The USD/CHF pair tested its yearly low slightly below 0.84100 yesterday but has since recovered to just above 0.84800 today.
The bullish sentiment was supported by positive news about the U.S. economy—data released yesterday showed GDP growth for the second quarter at 3.0%, surpassing the expected 2.8%.
Bulls may find further encouragement from events earlier this year when the head of the Swiss National Bank (SNB) warned that an excessively strong franc could pressure the country’s economy. Following this, USD/CHF rose by more than 8% over four months.
Technical analysis of the USD/CHF chart indicates that since June, the price has been forming a downward channel (shown in red). However, several factors may support a bullish reversal:
→ The price is near the lower boundary of a larger channel that began in 2022, which could act as support.
→ The RSI on the 4-hour chart not only shows a bullish divergence but also spiked above the 50 level after hovering near the lower boundary since 20 August.
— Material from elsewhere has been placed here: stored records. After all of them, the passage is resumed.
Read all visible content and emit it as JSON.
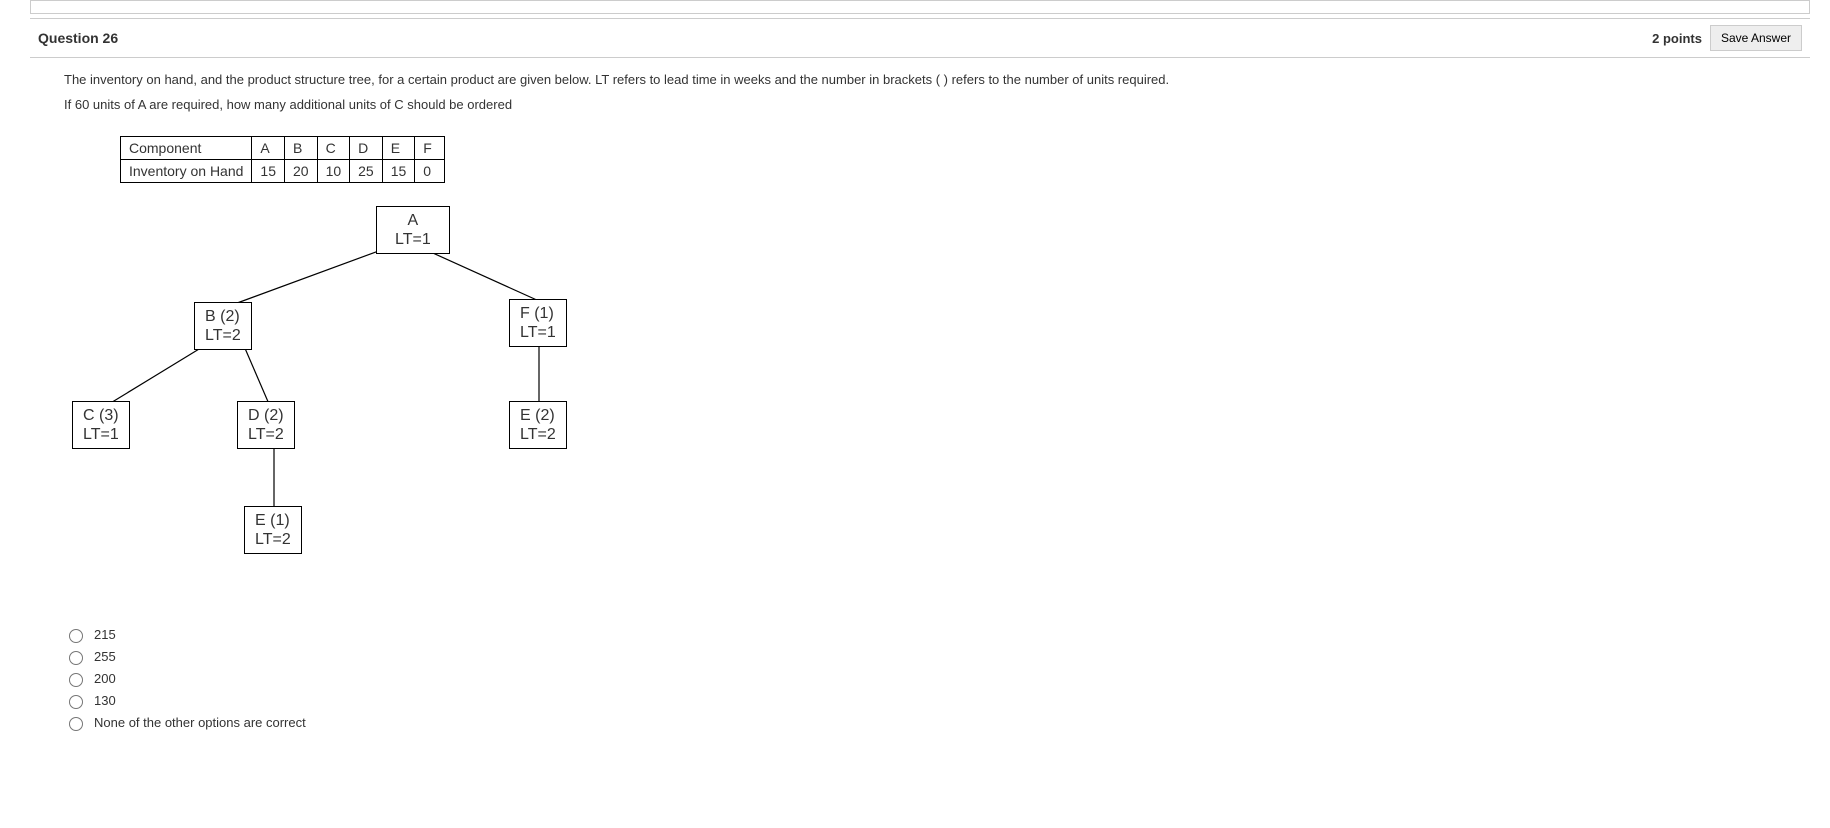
{
  "header": {
    "title": "Question 26",
    "points": "2 points",
    "save": "Save Answer"
  },
  "question": {
    "line1": "The inventory on hand, and the product structure tree, for a certain product are given below. LT refers to lead time in weeks and the number in brackets ( ) refers to the number of units required.",
    "line2": "If 60 units of A are required, how many additional units of C should be ordered"
  },
  "table": {
    "row1": [
      "Component",
      "A",
      "B",
      "C",
      "D",
      "E",
      "F"
    ],
    "row2": [
      "Inventory on Hand",
      "15",
      "20",
      "10",
      "25",
      "15",
      "0"
    ]
  },
  "tree": {
    "A": {
      "line1": "A",
      "line2": "LT=1"
    },
    "B": {
      "line1": "B (2)",
      "line2": "LT=2"
    },
    "F": {
      "line1": "F (1)",
      "line2": "LT=1"
    },
    "C": {
      "line1": "C (3)",
      "line2": "LT=1"
    },
    "D": {
      "line1": "D (2)",
      "line2": "LT=2"
    },
    "E2": {
      "line1": "E (2)",
      "line2": "LT=2"
    },
    "E1": {
      "line1": "E (1)",
      "line2": "LT=2"
    }
  },
  "options": {
    "o1": "215",
    "o2": "255",
    "o3": "200",
    "o4": "130",
    "o5": "None of the other options are correct"
  }
}
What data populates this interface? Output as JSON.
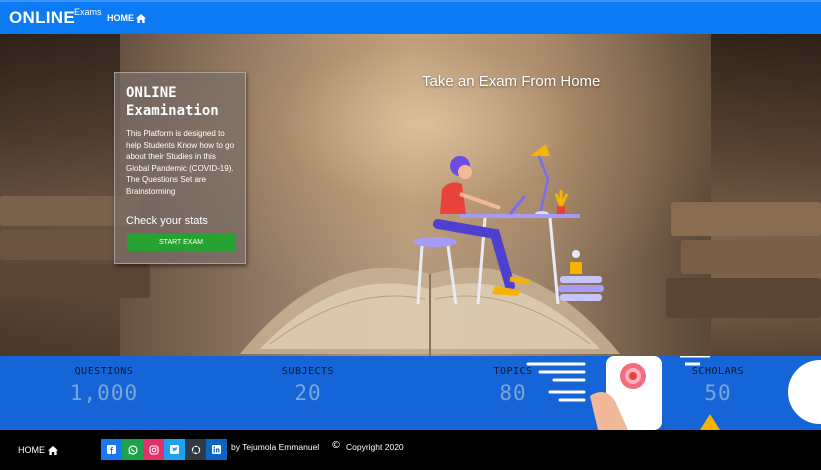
{
  "navbar": {
    "brand": "ONLINE",
    "brand_sub": "Exams",
    "home_label": "HOME",
    "home_icon": "home-icon"
  },
  "hero": {
    "tagline": "Take an Exam From Home",
    "card": {
      "title": "ONLINE Examination",
      "description": "This Platform is designed to help Students Know how to go about their Studies in this Global Pandemic (COVID-19). The Questions Set are Brainstorming",
      "stats_label": "Check your stats",
      "button_label": "START EXAM"
    }
  },
  "stats": [
    {
      "label": "QUESTIONS",
      "value": "1,000"
    },
    {
      "label": "SUBJECTS",
      "value": "20"
    },
    {
      "label": "TOPICS",
      "value": "80"
    },
    {
      "label": "SCHOLARS",
      "value": "50"
    }
  ],
  "footer": {
    "home_label": "HOME",
    "social": [
      {
        "name": "facebook-icon",
        "color": "#1877f2"
      },
      {
        "name": "whatsapp-icon",
        "color": "#1aa34a"
      },
      {
        "name": "instagram-icon",
        "color": "#e1306c"
      },
      {
        "name": "twitter-icon",
        "color": "#1da1f2"
      },
      {
        "name": "github-icon",
        "color": "#2f3a45"
      },
      {
        "name": "linkedin-icon",
        "color": "#0a66c2"
      }
    ],
    "credit": "by Tejumola Emmanuel",
    "copyright_symbol": "©",
    "copyright": "Copyright 2020"
  },
  "colors": {
    "navbar": "#0c7af2",
    "stats_bar": "#1565d8",
    "start_button": "#27a131"
  }
}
→ Comparing the downward impulses A→B and C→D reveals that the first drop was more aggressive, while the second showed a less steep decline—signalling weakening selling pressure. There’s also another bullish divergence between the lows at B and D.
Given these factors, there’s reason to believe that the median line of the current red downward channel is at risk of a bullish breakout, potentially paving the way for USD/CHF to move towards the upper boundary of the channel.